Wood selection for framing and cladding: do the math

I’m evaluating different materials for cladding the walls of the van, and for building frames and panels for furniture (bed, kitchen units, etc.)

Commercial outfitters here in the UK use materials I find unappealing, whereas DIY convertors often stick to what they can find in the out-of-town DIY store. I’d like to weigh up – literally – the pros and cons of a few approaches that are in scope for me.

Absolute weights

Weight is a key factor, not least because of the payload limit of the van. But also efficiency, handling and sizing. I consulted a few sources to find out the weight of different wood types. The excellent Collins Complete Woodworker’s Manual gives ‘average dried weight’ for a range of hard and soft woods. (This is just a selection of woods that are available to me, and might be appropriate.)

Soft woods

  • Sitka and Norway spruce — 450 kg/m3
  • Pines (White, Ponderosa, Yellow) — 420 – 480 kg/m3

To verify, I weighed some 44mm square batons I bought from Wickes (the same product is also available at B&Q). It’s usually labelled as ‘whitewood’ or  spruce. It worked out at 423 kg/m3.

Hard woods

  • European beech — 720 kg/m3
  • American white ash — 670 kg/m3
  • American white oak — 770 kg/m3


My local timber merchant also stocks lovely BB Grade Birch Plywood, and they gave me the specs for a couple of thicknesses:

  • 12 mm 8×4 sheet — 25.25kg (707 kg/m3)
  • 9 mm 8×4 sheet — 19.50kg (728 kg/m3)
  • 6 mm — extrapolated: 749 kg/m3
  • 18 mm — extrapolated: 665 kg/m3

These are the woods and panel materials that are available to me (discounting the crap I don’t want to touch).

Wall cladding

Many DIYers seem to go for either cheap plywood faced with car felt, or wooden cladding boards, made from spruce or maybe pine.

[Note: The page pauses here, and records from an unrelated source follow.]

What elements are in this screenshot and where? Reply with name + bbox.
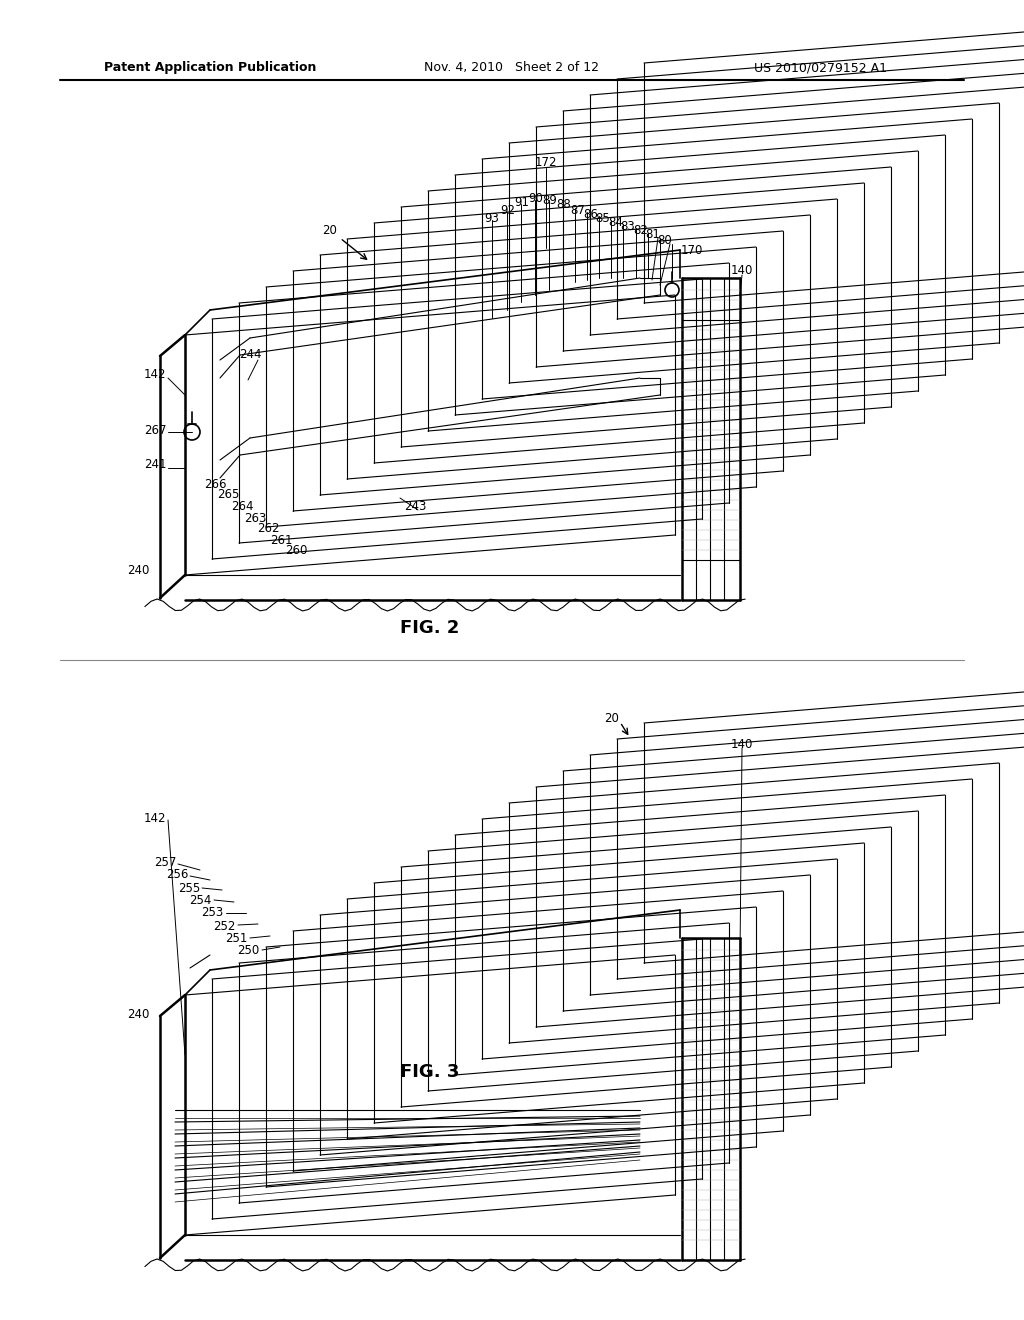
- Text: 240: 240: [127, 564, 150, 577]
- Text: 255: 255: [178, 882, 200, 895]
- Text: FIG. 2: FIG. 2: [400, 619, 460, 638]
- Text: 88: 88: [557, 198, 571, 211]
- Text: 240: 240: [127, 1008, 150, 1022]
- Text: 243: 243: [403, 499, 426, 512]
- Text: 20: 20: [604, 711, 620, 725]
- Text: 140: 140: [731, 264, 754, 276]
- Text: 80: 80: [657, 234, 673, 247]
- Text: 267: 267: [143, 424, 166, 437]
- Text: 91: 91: [514, 195, 529, 209]
- Text: 140: 140: [731, 738, 754, 751]
- Text: 253: 253: [201, 907, 223, 920]
- Text: 266: 266: [204, 478, 226, 491]
- Text: 84: 84: [608, 215, 624, 228]
- Text: Nov. 4, 2010   Sheet 2 of 12: Nov. 4, 2010 Sheet 2 of 12: [425, 62, 599, 74]
- Text: 261: 261: [269, 533, 292, 546]
- Text: 252: 252: [213, 920, 236, 932]
- Text: 20: 20: [323, 223, 338, 236]
- Text: 83: 83: [621, 219, 635, 232]
- Text: 256: 256: [166, 869, 188, 882]
- Text: 89: 89: [543, 194, 557, 206]
- Text: 241: 241: [143, 458, 166, 471]
- Text: 82: 82: [634, 223, 648, 236]
- Text: 142: 142: [143, 368, 166, 381]
- Text: 90: 90: [528, 191, 544, 205]
- Text: 92: 92: [501, 203, 515, 216]
- Text: 93: 93: [484, 211, 500, 224]
- Text: 244: 244: [239, 348, 261, 362]
- Text: US 2010/0279152 A1: US 2010/0279152 A1: [754, 62, 887, 74]
- Text: 257: 257: [154, 855, 176, 869]
- Text: 81: 81: [645, 228, 660, 242]
- Text: 85: 85: [596, 211, 610, 224]
- Text: 265: 265: [217, 488, 240, 502]
- Text: Patent Application Publication: Patent Application Publication: [103, 62, 316, 74]
- Text: 87: 87: [570, 203, 586, 216]
- Text: 250: 250: [237, 945, 259, 957]
- Text: 251: 251: [225, 932, 247, 945]
- Text: 172: 172: [535, 156, 557, 169]
- Text: 263: 263: [244, 512, 266, 525]
- Text: FIG. 3: FIG. 3: [400, 1063, 460, 1081]
- Text: 260: 260: [285, 544, 307, 557]
- Text: 262: 262: [257, 523, 280, 536]
- Text: 142: 142: [143, 812, 166, 825]
- Text: 86: 86: [584, 207, 598, 220]
- Text: 254: 254: [188, 895, 211, 908]
- Text: 170: 170: [681, 243, 703, 256]
- Text: 264: 264: [230, 500, 253, 513]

I like a wooden finish, but those cladding boards are either thin or heavy. Here’s a typical review of some 8mm spruce cladding (just labelled ‘softwood’) from a DIY store:

At least 20% of these poor quality timbers where so warped, bent or sub standard that they could not be used for the project. They are only finish sanded on one side witch means that you cant switch boards around to hide knots and holes where knots where.

Large chunks where often taken out of the tounges or groves making them incredibly hard to fit together. Every single piece is labled with an incredibly sticky label that is impossible to peel off on the face side of the board making for a enfuriating few hours of peeling and scrubbing.

This chimes with my experience too. You could go for thicker boards, but then you’re looking at some serious weight. To clad an 8′ x 4′ area with 14 mm softwood cladding would weigh about 18.8 kg. The same area in 6 mm birch ply (which has a lovely finish) would weigh about 13.4 kg.

There are other factors of course, (how well does the cladding conform to the curves of the van, does it need to bear weight or hold a screw), but the weight and aesthetics certainly point to the thin 6 mm ply as a good option.

Furniture framing

I’ve made lots of furniture out of stud timbers and that 44mm section whitewood. It’s fine, and in certain orientations and thicknesses, adequately strong.

But I’m interested in using something that cuts more cleanly, is stronger and has some flex for the construction of cabinet and bed frames. Ash looks promising here. I need to do some practical experiments – and more research, but the weight difference doesn’t look too bad, especially when you consider you could get away with smaller cross-sections of wood for many applications in the van.